Bart and Frink get into a fight after the latter insists that the former is smart and not "dumb" as Bart claims, which Frink says the boy is using as a defense mechanism to avoid potential failure. Angry, Bart decides to give the schematics of one of Frink's new inventions-- a pair of glasses that can detect emotions-- to Linz, but just as he's about to do so, Johnson is thrown from his treadmill into the Komodo dragon's enclosure, shattering the glass and setting the animal free. Here's where Frink springs into action, borrowing the Gandalf costume and fending off the beast from attacking Bart. Having been saved by the professor, Bart apologizes for his plan to give away the invention, but Frink is so impressed that Bart drew the schematic from memory that he doesn't care whatsoever, and cites it as definitive proof that the boy is smart.

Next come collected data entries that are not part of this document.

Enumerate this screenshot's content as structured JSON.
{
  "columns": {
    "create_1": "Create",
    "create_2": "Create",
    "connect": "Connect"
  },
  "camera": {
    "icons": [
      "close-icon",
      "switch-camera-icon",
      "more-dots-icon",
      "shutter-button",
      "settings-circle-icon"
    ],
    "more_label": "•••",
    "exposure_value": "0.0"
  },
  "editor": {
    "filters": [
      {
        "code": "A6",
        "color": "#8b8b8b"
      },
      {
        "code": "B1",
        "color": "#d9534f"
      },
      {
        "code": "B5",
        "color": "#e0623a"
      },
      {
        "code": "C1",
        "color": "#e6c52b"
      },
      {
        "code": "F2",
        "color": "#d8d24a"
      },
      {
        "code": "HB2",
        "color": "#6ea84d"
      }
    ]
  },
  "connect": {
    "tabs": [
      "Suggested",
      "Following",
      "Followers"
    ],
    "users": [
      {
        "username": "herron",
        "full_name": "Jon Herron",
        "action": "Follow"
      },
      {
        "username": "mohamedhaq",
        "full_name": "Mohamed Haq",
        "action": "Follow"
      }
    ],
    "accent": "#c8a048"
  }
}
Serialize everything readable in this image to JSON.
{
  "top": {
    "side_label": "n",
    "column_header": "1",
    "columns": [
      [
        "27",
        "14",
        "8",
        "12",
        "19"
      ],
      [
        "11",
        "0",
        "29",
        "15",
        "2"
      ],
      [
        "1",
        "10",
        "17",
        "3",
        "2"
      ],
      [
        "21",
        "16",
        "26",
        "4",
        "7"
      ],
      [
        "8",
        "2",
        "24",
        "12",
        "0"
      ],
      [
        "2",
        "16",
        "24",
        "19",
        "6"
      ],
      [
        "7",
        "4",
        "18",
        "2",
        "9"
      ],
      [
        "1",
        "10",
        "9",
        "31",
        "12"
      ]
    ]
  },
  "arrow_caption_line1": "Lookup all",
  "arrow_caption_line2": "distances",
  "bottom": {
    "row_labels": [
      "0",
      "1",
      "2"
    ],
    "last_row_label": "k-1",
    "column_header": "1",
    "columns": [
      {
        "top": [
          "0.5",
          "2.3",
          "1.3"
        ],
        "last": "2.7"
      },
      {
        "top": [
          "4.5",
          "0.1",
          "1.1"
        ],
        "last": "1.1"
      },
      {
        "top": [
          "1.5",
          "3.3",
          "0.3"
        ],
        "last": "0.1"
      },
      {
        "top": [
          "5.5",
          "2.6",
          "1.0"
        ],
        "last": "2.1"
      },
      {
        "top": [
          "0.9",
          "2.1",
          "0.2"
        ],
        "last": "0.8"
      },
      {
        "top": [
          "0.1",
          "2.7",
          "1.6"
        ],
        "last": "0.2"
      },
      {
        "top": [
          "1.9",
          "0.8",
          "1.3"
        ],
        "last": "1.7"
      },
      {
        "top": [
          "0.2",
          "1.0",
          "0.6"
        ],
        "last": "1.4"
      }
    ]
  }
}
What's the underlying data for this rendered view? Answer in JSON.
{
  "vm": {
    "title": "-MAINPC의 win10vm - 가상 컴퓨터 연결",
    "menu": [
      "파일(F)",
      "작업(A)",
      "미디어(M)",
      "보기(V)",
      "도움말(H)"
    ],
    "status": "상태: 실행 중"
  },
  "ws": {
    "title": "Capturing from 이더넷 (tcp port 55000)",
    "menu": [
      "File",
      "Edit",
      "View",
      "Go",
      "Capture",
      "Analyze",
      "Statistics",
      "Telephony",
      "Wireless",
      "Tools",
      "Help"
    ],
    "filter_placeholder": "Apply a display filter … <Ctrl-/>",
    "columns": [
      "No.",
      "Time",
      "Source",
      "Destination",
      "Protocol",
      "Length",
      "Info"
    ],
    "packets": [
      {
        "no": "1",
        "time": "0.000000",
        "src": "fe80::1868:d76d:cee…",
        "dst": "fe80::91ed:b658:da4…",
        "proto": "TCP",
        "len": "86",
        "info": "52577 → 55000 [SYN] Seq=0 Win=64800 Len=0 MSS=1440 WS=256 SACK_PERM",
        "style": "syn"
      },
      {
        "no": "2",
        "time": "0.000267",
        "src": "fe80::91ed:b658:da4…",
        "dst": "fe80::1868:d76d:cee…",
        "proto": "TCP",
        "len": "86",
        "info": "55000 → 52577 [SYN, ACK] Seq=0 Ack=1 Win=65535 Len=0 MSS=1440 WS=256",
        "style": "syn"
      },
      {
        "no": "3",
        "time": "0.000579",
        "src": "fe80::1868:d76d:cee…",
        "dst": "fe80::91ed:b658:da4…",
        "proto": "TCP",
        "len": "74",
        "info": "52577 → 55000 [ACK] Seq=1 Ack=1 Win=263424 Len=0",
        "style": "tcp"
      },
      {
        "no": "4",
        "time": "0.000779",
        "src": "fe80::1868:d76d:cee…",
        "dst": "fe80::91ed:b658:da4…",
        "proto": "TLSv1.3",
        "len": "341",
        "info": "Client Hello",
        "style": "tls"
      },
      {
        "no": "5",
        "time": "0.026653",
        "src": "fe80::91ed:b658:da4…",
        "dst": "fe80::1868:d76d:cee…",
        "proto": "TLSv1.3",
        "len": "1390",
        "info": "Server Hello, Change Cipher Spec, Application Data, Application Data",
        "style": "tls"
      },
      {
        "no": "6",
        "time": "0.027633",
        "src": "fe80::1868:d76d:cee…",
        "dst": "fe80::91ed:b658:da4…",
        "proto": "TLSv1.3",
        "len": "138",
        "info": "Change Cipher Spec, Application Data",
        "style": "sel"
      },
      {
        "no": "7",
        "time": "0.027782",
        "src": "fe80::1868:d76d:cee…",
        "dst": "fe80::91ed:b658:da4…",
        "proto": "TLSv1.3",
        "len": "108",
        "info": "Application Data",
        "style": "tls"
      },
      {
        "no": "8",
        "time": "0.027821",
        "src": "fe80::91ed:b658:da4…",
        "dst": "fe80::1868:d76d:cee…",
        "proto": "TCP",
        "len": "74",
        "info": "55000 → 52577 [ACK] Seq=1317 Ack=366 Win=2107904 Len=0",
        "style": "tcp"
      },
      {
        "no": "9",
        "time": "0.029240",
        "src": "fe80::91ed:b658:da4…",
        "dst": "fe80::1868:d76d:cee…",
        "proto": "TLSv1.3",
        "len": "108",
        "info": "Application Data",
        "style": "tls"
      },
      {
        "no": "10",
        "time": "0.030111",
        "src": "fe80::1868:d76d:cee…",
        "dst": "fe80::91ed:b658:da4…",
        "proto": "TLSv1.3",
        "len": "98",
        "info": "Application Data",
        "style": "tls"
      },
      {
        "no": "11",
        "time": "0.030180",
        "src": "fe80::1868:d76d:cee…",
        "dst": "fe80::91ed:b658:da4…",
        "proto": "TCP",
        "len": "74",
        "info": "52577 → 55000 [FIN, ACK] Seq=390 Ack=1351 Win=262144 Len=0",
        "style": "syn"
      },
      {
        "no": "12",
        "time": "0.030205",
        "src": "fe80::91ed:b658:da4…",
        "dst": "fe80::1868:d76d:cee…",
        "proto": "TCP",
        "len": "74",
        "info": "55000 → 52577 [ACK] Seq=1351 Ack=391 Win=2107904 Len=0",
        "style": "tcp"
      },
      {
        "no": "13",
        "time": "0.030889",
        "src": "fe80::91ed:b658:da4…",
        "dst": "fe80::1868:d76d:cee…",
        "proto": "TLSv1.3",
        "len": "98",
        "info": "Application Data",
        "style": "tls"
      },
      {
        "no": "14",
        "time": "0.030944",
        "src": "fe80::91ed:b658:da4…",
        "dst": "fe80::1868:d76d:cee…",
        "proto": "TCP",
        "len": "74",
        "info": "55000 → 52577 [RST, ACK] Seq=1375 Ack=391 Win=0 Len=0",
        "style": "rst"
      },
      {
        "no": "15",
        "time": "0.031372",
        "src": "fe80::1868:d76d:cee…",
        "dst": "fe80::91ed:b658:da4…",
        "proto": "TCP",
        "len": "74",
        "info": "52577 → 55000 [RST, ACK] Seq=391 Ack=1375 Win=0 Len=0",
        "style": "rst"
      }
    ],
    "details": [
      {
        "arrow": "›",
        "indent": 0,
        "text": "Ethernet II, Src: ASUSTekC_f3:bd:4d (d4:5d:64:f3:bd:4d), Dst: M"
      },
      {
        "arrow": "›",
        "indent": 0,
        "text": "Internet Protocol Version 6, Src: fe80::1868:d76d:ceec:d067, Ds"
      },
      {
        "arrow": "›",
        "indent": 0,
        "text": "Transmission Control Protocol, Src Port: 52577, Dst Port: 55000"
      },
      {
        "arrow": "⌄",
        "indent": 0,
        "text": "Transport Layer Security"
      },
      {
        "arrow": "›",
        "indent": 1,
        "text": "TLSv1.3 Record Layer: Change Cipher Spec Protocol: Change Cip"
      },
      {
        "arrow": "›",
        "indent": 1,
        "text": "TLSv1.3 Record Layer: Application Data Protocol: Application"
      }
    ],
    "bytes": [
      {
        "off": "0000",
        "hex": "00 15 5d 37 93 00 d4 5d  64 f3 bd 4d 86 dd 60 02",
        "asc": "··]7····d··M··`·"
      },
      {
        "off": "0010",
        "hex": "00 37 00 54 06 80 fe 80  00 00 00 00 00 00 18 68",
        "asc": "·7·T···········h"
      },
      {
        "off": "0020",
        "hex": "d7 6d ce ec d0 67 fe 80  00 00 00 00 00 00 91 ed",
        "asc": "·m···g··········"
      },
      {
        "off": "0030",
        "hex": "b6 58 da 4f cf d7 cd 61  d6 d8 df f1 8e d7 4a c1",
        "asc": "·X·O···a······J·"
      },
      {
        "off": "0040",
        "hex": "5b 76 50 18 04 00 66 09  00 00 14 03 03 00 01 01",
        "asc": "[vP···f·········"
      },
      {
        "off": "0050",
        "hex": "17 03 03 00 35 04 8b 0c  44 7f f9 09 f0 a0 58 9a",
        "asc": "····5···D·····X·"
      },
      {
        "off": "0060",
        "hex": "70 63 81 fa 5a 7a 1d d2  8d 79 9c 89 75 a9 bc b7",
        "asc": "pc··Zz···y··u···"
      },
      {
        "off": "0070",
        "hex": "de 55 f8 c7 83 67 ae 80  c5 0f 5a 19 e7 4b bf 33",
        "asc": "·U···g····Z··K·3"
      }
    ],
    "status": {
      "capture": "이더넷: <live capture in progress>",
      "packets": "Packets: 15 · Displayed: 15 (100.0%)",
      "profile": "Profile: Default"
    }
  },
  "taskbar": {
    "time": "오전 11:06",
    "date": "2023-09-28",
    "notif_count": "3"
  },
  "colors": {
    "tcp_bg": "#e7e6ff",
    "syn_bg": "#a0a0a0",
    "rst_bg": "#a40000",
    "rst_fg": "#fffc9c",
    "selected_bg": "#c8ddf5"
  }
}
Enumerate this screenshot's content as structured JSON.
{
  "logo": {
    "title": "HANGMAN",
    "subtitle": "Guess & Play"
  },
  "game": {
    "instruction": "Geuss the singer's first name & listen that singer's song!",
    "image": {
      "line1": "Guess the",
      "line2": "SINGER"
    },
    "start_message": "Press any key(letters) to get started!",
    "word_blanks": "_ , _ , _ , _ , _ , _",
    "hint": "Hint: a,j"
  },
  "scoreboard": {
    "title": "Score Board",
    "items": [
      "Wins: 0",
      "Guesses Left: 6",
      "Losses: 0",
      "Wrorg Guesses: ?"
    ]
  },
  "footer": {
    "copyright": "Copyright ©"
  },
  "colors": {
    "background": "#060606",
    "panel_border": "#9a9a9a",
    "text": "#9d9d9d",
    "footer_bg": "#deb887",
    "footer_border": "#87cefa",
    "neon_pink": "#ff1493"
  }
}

Of course, Marge loves this declaration, but Lisa is flummoxed that Bart gets a full scholarship to college out of the deal while she leaves empty-handed. Then the family boards a sea-plane to leave, and Frink spills the beans that they were in New Zealand all along, not having signed the NDA that prevented the Simpsons from uttering the country's name. The credits sequence sees Frink inventing a device that reads the Komodo dragon's thoughts, which are surprisingly intelligent except for its desire to eat Bart. I actually quite enjoyed this episode, with the pairing of its two titular characters a winning one, and would say it's definitely above-average for recent seasons of the show. But I haven't even mentioned my favorite gag yet-- there's a fantasy sequence where Marge imagines Homer living to a much older age than anticipated, and the twist is that he still has only survived into his mid-fifties. I laughed pretty hard at that one.

New episodes of The Simpsons air Sunday evenings on FOX.